One limitation of our study was the research design. Ideally, a fully crossed generalizability design, in which each examinee is tested by the same raters across multiple cases, is warranted. However, the SOAT is unlike traditional OSCEs that have a station length of approximately 10 to 15 minutes and multiple stations to measure the same underlying construct. Rather, the SOAT is designed so that the history, physical examination, and interpretation are not only part of the same station over a 30-minute period but also rely on the subsequent section for rater scoring. Two 30-minute stations multiplied by 30 students in 45-minute time slots equates to 45 hours of examining. Practicality was one of the main psychometric issues that Harden and Gleeson18
raised. Even if ample rest is provided between testing time blocks, testing students for 45 hours does not seem practical. Thus, for practical reasons, we involved multiple examiners in our study, limiting the research design and the statistical analysis employed (ie, ICC or Cronbach α).

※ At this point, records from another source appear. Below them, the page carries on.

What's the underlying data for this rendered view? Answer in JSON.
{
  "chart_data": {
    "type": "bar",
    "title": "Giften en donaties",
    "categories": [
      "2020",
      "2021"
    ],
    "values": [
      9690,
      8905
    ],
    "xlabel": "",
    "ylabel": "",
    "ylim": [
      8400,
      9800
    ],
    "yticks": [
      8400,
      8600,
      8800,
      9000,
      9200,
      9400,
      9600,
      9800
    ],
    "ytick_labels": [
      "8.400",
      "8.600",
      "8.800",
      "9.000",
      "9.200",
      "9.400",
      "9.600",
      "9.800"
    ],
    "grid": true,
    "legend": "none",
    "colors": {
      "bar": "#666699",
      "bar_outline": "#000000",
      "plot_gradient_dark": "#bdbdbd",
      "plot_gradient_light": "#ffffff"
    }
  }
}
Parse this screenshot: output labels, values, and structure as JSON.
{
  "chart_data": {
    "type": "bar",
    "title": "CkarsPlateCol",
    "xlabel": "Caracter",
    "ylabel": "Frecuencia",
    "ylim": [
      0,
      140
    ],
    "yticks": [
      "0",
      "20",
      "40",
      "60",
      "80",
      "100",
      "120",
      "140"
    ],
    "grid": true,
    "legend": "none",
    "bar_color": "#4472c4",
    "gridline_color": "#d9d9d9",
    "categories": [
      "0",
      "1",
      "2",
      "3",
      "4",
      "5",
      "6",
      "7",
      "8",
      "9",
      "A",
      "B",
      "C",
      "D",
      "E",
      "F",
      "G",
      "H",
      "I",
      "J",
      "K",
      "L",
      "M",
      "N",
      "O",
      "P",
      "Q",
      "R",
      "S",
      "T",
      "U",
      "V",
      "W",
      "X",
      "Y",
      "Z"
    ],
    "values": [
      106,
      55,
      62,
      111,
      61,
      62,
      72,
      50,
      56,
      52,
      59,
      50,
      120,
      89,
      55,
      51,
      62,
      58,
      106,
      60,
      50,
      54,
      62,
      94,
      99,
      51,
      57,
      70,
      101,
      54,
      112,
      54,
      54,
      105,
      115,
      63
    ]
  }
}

Another limitation of our study was that participants were limited to the student volunteers from the clinical practicum class at Mount Royal College in the winter semester of 2006. This convenience sample may not permit the results to be generalized to other athletic therapy student populations in Canada or elsewhere. Although generalizability theory may have been a solution to this limitation, the rationale for not employing that technique is explained in the preceding paragraph. Another solution may include further testing of a broader population outside the Mount Royal College environment. In future studies, investigators need to focus on using the SOAT with a broader audience beyond athletic therapy students at Mount Royal College.